I am trying to think about this, but I seem to be stuck. Suppose $P$ is a projection on a Hilbert space $\mathcal{H}$. If I am just talking about a general projection, where I only know that $P^2=P$, can I deduce that the spectrum of $P$ can only consist of $0$ and $1$? What about if $P$ is also orthogonal, meaning $P^*=P$? Can I also say something about the type of spectrum in terms of classification to point (eigenvalues), residual, and continuous? I am relatively new to operators and functional analysis, so my toolbox might be a bit limited here. I thank all helpers for any and all help.

Answer 1

Since the formula $\sigma(P)^2=\sigma(P^2)=\sigma(P)$ holds, the spectrum of $P$ is contained in $\{0,1\}$. The condition $P=P^*$ is not necessary for this.

Answer 2

Being orthogonal makes no difference in terms of what the spectrum is.

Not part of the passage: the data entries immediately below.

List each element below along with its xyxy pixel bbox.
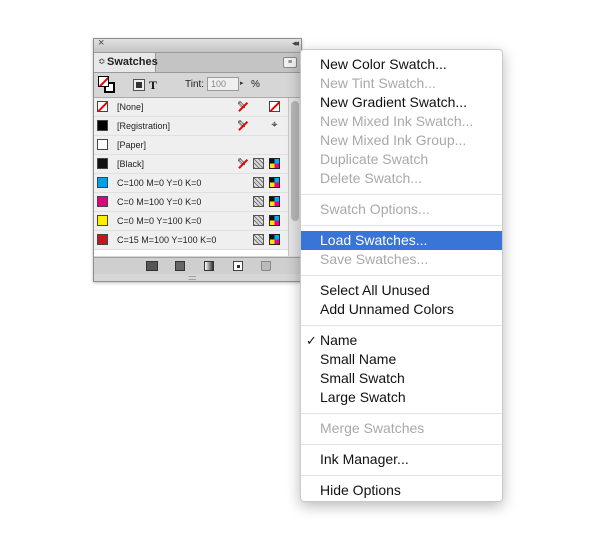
swatch-row[interactable]: C=0 M=0 Y=100 K=0	[94, 212, 288, 231]
scrollbar-thumb[interactable]	[291, 101, 299, 221]
tint-input[interactable]: 100	[207, 77, 239, 91]
menu-separator	[301, 275, 502, 276]
cmyk-icon	[269, 215, 280, 226]
menu-item-new-mixed-ink-group[interactable]: New Mixed Ink Group...	[301, 131, 502, 150]
swatches-panel: × ◂◂ ≎ Swatches ≡ T Tint: 100 ▸ % [None]…	[93, 37, 302, 282]
swatch-row[interactable]: [None] ✎	[94, 98, 288, 117]
fill-box[interactable]	[98, 76, 109, 87]
tint-unit: %	[251, 79, 260, 90]
tab-swatches[interactable]: ≎ Swatches	[94, 53, 158, 72]
no-edit-icon: ✎	[237, 119, 247, 131]
panel-tab-row: ≎ Swatches ≡	[94, 53, 301, 73]
swatch-name: C=0 M=0 Y=100 K=0	[117, 216, 202, 226]
menu-item-duplicate-swatch[interactable]: Duplicate Swatch	[301, 150, 502, 169]
process-icon	[253, 234, 264, 245]
menu-separator	[301, 413, 502, 414]
none-icon	[269, 101, 280, 112]
menu-item-save-swatches[interactable]: Save Swatches...	[301, 250, 502, 269]
new-swatch-icon[interactable]	[233, 261, 243, 271]
swatch-toolbar: T Tint: 100 ▸ %	[94, 73, 301, 98]
swatch-chip	[97, 234, 108, 245]
registration-icon: ⌖	[271, 119, 278, 131]
cmyk-icon	[269, 196, 280, 207]
process-icon	[253, 177, 264, 188]
menu-separator	[301, 194, 502, 195]
menu-item-ink-manager[interactable]: Ink Manager...	[301, 450, 502, 469]
formatting-text-icon[interactable]: T	[149, 78, 157, 93]
swatch-name: [Paper]	[117, 140, 147, 150]
menu-item-load-swatches[interactable]: Load Swatches...	[301, 231, 502, 250]
cmyk-icon	[269, 177, 280, 188]
swatch-row[interactable]: [Black] ✎	[94, 155, 288, 174]
checkmark-icon: ✓	[306, 333, 317, 348]
menu-item-merge-swatches[interactable]: Merge Swatches	[301, 419, 502, 438]
process-icon	[253, 196, 264, 207]
fill-stroke-icon[interactable]	[98, 76, 116, 94]
tab-arrows-icon: ≎	[98, 56, 106, 66]
tint-stepper-icon[interactable]: ▸	[240, 79, 244, 87]
swatch-name: C=100 M=0 Y=0 K=0	[117, 178, 202, 188]
swatch-chip	[97, 196, 108, 207]
menu-item-add-unnamed-colors[interactable]: Add Unnamed Colors	[301, 300, 502, 319]
menu-item-name[interactable]: ✓ Name	[301, 331, 502, 350]
cmyk-icon	[269, 234, 280, 245]
panel-options-menu: New Color Swatch... New Tint Swatch... N…	[300, 49, 503, 502]
tint-label: Tint:	[185, 79, 205, 90]
menu-separator	[301, 475, 502, 476]
menu-item-hide-options[interactable]: Hide Options	[301, 481, 502, 500]
menu-item-select-all-unused[interactable]: Select All Unused	[301, 281, 502, 300]
close-icon[interactable]: ×	[98, 37, 104, 49]
swatch-row[interactable]: [Paper]	[94, 136, 288, 155]
process-icon	[253, 158, 264, 169]
menu-item-new-tint-swatch[interactable]: New Tint Swatch...	[301, 74, 502, 93]
swatch-name: C=0 M=100 Y=0 K=0	[117, 197, 202, 207]
swatch-name: [Registration]	[117, 121, 171, 131]
menu-item-large-swatch[interactable]: Large Swatch	[301, 388, 502, 407]
menu-item-new-color-swatch[interactable]: New Color Swatch...	[301, 55, 502, 74]
menu-separator	[301, 444, 502, 445]
swatch-chip	[97, 215, 108, 226]
menu-separator	[301, 225, 502, 226]
swatch-row[interactable]: C=0 M=100 Y=0 K=0	[94, 193, 288, 212]
swatch-chip	[97, 158, 108, 169]
no-edit-icon: ✎	[237, 100, 247, 112]
panel-menu-button[interactable]: ≡	[283, 57, 297, 68]
menu-item-small-swatch[interactable]: Small Swatch	[301, 369, 502, 388]
swatch-chip	[97, 120, 108, 131]
collapse-icon[interactable]: ◂◂	[292, 38, 299, 49]
process-icon	[253, 215, 264, 226]
show-color-swatches-icon[interactable]	[175, 261, 185, 271]
menu-item-delete-swatch[interactable]: Delete Swatch...	[301, 169, 502, 188]
menu-item-new-gradient-swatch[interactable]: New Gradient Swatch...	[301, 93, 502, 112]
swatch-row[interactable]: C=100 M=0 Y=0 K=0	[94, 174, 288, 193]
resize-grip-icon[interactable]: ::::::::	[188, 275, 197, 282]
menu-item-small-name[interactable]: Small Name	[301, 350, 502, 369]
trash-icon[interactable]	[261, 261, 271, 271]
tab-label: Swatches	[107, 56, 158, 68]
menu-separator	[301, 325, 502, 326]
show-all-swatches-icon[interactable]	[146, 261, 158, 271]
swatch-row[interactable]: [Registration] ✎ ⌖	[94, 117, 288, 136]
no-edit-icon: ✎	[237, 157, 247, 169]
swatch-chip	[97, 139, 108, 150]
swatch-chip	[97, 177, 108, 188]
panel-titlebar[interactable]: × ◂◂	[94, 37, 301, 53]
swatch-name: [None]	[117, 102, 144, 112]
swatch-row[interactable]: C=15 M=100 Y=100 K=0	[94, 231, 288, 250]
formatting-container-icon[interactable]	[133, 79, 145, 91]
panel-bottom-bar	[94, 257, 301, 274]
swatch-list: [None] ✎ [Registration] ✎ ⌖ [Paper] [Bla…	[94, 98, 288, 256]
swatch-chip	[97, 101, 108, 112]
menu-item-swatch-options[interactable]: Swatch Options...	[301, 200, 502, 219]
swatch-name: [Black]	[117, 159, 145, 169]
show-gradient-swatches-icon[interactable]	[204, 261, 214, 271]
menu-item-label: Name	[320, 332, 358, 348]
swatch-name: C=15 M=100 Y=100 K=0	[117, 235, 217, 245]
cmyk-icon	[269, 158, 280, 169]
menu-item-new-mixed-ink-swatch[interactable]: New Mixed Ink Swatch...	[301, 112, 502, 131]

You have

• if $P=I$, then $\sigma(P)=\{1\}$;

• if $P=0$, then $\sigma(P)=\{0\}$;

• if $P$ is not $0$ nor $I$, then $\{0,1\}\subset\sigma(P)$ (because $P(I-P)=0$ shows that neither can be invertible) and for any $\lambda\in\mathbb C\setminus\{0,1\}$ one can check directly that $$ (P-\lambda I)^{-1}=\frac1{\lambda(1-\lambda)}\,P-\frac1\lambda\,I. $$

In summary, if $P^2=P$ then

• $\sigma(P)=\{1\}$ if and only if $P=I$;

• $\sigma(P)=\{0\}$ if and only if $P=0$;

• $\sigma(P)=\{0,1\}$ if and only if $P\ne 0,I$.

In all cases the spectrum agrees with the point spectrum. For if $x\in P\mathcal{H}$, then $Px=x $ and so $1$ is an eigenvalue.